Starry Night is arguably Vincent van Gogh’s most famous painting, but he considered it a failure at the time. Vincent van Gogh’s iconic 1889 oil on canvas painting of The Starry Night is currently in New York’s Museum of Modern Art. We can get insight into the painting by lines from a letter that Vincent wrote to his brother Theo about the view from his window. The equally awesome self portrait below comes courtesy of the Musee d’Orsey.
“This morning I saw the country from my window a long time before sunrise, with nothing but the morning star, which looked very big,”
Emily was inspired to make her own version of Vincent’s painting. When Emily was home for a break from University, she noticed her younger sister doing a coloured marker version of Starry Night for a GCSE art project. As Emily watched the movement of Ellie’s pen strokes she realised that she could create the same movements with needle and thread on fabric.
We set up the 6-foot Machine Quilter frame with black fabric and Emily found a good, high resolution picture on the internet of Starry Night. She put her laptop by the Machine Quilter frame, so she could see what she was ‘painting’. Then Emily auditioned various threads so that she could match the colour and intensity of the painting.
Emily simply used the Machine Quilter frame like an easel and was able to draw her version of Starry Night with the Juki TL QVP Mini straight stitch sewing machine needle. She began stitching herself a rectangle to ‘paint’ in, which helped her keep proportions correct. She sketched out a basic design with indigo thread on the black fabric. In much the same way as Vincent with oil on canvas, Emily created an intensity of colour using layers of thread and by repeating the swirling movement of the stars. The pulsing luminosity was achieved by changing thread colours and the alternate blending and contrasting of colour.

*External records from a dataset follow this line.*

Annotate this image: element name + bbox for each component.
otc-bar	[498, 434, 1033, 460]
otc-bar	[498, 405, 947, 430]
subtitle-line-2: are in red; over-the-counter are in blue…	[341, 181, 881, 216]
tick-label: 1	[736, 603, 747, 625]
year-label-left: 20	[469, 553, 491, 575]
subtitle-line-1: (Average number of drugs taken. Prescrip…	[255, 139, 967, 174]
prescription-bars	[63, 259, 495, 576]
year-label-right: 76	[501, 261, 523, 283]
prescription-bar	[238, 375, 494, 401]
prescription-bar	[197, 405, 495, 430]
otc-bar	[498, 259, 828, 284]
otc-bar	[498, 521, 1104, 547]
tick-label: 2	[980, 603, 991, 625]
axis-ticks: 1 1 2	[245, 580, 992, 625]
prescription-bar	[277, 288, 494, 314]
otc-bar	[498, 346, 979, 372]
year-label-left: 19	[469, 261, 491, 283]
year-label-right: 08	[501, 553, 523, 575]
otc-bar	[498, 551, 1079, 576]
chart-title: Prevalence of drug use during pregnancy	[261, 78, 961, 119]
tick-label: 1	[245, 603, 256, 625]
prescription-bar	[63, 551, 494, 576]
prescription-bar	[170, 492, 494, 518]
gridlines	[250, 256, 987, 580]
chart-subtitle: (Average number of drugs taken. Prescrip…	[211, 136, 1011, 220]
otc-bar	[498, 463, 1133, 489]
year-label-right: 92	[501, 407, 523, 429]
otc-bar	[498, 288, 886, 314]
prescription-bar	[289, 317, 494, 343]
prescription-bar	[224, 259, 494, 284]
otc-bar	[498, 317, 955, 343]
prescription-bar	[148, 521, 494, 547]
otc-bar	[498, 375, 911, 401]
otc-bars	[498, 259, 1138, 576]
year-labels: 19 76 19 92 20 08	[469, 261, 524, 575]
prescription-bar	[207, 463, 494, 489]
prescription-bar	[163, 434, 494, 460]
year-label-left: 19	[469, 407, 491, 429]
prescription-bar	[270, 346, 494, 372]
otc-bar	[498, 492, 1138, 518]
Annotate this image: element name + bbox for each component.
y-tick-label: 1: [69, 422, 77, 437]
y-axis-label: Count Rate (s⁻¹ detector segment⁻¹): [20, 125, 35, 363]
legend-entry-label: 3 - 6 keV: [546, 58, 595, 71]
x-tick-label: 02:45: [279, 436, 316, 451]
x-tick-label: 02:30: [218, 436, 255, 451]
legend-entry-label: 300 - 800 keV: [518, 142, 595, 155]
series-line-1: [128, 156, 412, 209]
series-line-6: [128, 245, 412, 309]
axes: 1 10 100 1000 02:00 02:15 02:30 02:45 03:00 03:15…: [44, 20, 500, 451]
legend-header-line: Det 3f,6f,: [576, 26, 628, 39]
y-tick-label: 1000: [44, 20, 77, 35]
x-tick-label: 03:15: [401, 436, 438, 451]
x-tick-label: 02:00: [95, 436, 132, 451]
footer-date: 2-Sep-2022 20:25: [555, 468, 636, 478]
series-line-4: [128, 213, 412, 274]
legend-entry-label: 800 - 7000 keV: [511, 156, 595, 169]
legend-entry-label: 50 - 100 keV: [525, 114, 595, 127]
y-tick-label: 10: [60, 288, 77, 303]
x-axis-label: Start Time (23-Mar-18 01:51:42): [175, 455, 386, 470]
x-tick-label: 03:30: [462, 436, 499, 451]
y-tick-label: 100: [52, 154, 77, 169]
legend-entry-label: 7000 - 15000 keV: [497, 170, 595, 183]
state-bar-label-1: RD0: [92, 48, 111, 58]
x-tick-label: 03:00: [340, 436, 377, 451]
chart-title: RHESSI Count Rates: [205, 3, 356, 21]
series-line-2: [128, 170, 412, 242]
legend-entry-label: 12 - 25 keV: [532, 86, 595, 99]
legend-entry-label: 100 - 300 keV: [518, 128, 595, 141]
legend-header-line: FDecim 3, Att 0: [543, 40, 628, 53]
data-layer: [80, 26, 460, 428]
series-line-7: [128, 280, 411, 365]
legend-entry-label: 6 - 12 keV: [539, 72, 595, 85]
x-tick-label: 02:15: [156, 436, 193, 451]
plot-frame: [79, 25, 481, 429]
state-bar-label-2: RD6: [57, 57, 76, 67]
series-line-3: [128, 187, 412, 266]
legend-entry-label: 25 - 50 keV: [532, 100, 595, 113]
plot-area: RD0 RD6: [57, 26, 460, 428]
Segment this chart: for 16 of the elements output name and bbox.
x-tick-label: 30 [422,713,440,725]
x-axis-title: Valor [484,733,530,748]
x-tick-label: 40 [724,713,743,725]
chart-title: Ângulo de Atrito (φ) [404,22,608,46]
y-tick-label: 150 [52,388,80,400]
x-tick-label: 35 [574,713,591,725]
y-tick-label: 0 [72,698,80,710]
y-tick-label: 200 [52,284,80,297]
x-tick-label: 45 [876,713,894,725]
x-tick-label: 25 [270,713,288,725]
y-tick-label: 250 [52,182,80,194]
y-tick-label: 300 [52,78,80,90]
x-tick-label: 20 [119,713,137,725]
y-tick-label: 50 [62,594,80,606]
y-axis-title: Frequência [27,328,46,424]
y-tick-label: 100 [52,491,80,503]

The Machine Quilting frame transformed Emily’s sewing machine needle into a brush and she was able to move the needle in much the same way as Vincent moved his paint brush. Repeated movements created depth and intensity of colour.
The fluid movement of the sewing machine on the frame created the same swirling turbulence that we admire in the painting. The layers of thread created a texture in some ways very similar to the bold layers of oil on canvas. Enjoy the details in the pictures below. You can see just how Emily recreated Van Gogh’s Starry Night in this short video clip. Emily hopes to continue her thread paintings of the masters this year.